The Democratic factions disagreed over proposed changes to several districts, including the one represented by U.S. Rep. Donald Norcross, the brother of South Jersey power broker George Norcross III. The North Jersey Democrats reportedly feared the South Jersey faction could strike a deal with Republicans to draw the map in a way that better serves its interest. 

Sweeney, of West Deptford, Gloucester County, was removed from the commission by Democratic State Committee Chair LeRoy Jones, who also is the Apportionment Commission's Democratic co-chair. He replaced Sweeney with Laura Matos, a longtime Democratic operative from Monmouth County. She will be the only Hispanic person on the panel. 

"No person or organization's goals and ambitions are above the interests of our party and the people of this state," Jones said. "This decision was necessary to protect the future of the Democratic Party, and the integrity of the commission as a whole."

Sweeney is suing with the help of attorney Bill Tambussi, a lawyer who has frequently represented South Jersey Democrats in election matters. 

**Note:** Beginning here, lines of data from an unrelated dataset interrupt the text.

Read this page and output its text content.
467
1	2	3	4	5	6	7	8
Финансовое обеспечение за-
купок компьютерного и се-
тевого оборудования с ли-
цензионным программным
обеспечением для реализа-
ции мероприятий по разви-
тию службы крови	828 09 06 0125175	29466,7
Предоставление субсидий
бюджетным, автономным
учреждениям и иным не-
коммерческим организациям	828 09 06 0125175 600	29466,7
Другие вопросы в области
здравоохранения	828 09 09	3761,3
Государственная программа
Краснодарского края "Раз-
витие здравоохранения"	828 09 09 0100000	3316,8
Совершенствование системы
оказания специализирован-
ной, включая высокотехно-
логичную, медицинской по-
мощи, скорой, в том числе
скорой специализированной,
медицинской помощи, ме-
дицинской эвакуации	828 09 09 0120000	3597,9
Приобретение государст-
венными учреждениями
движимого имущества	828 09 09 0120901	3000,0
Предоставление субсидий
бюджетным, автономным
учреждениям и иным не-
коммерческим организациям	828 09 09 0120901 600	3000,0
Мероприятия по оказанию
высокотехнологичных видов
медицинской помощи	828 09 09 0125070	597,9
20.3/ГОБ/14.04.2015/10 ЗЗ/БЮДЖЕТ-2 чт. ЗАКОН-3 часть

The lawsuit alleges the state constitution doesn't allow Apportionment Commission members to be removed and requires geographical diversity to be considered when making appointments, NJ.com reported. Now that Sweeney is off the commission, it has no Democrats from south of Monmouth County.

Additionally, Sweeney alleges a contract was breached because he signed an agreement stating he would vote in tandem with the other Democratic members of the commission. This agreement does not permit removals from the commission without a violation of its terms, the lawsuit claims.

"I haven't done anything wrong," Sweeney told NJ.com. "I'm a loyal Democrat." 

In the general election last November, Sweeney was beaten by Republican Ed Durr, a truck driver and Donald Trump supporter with no political experience.


Disclosure: U.S. Rep. Donald Norcross is the uncle of PhillyVoice Founder and Chairwoman Lexie Norcross. George Norcross III is her father.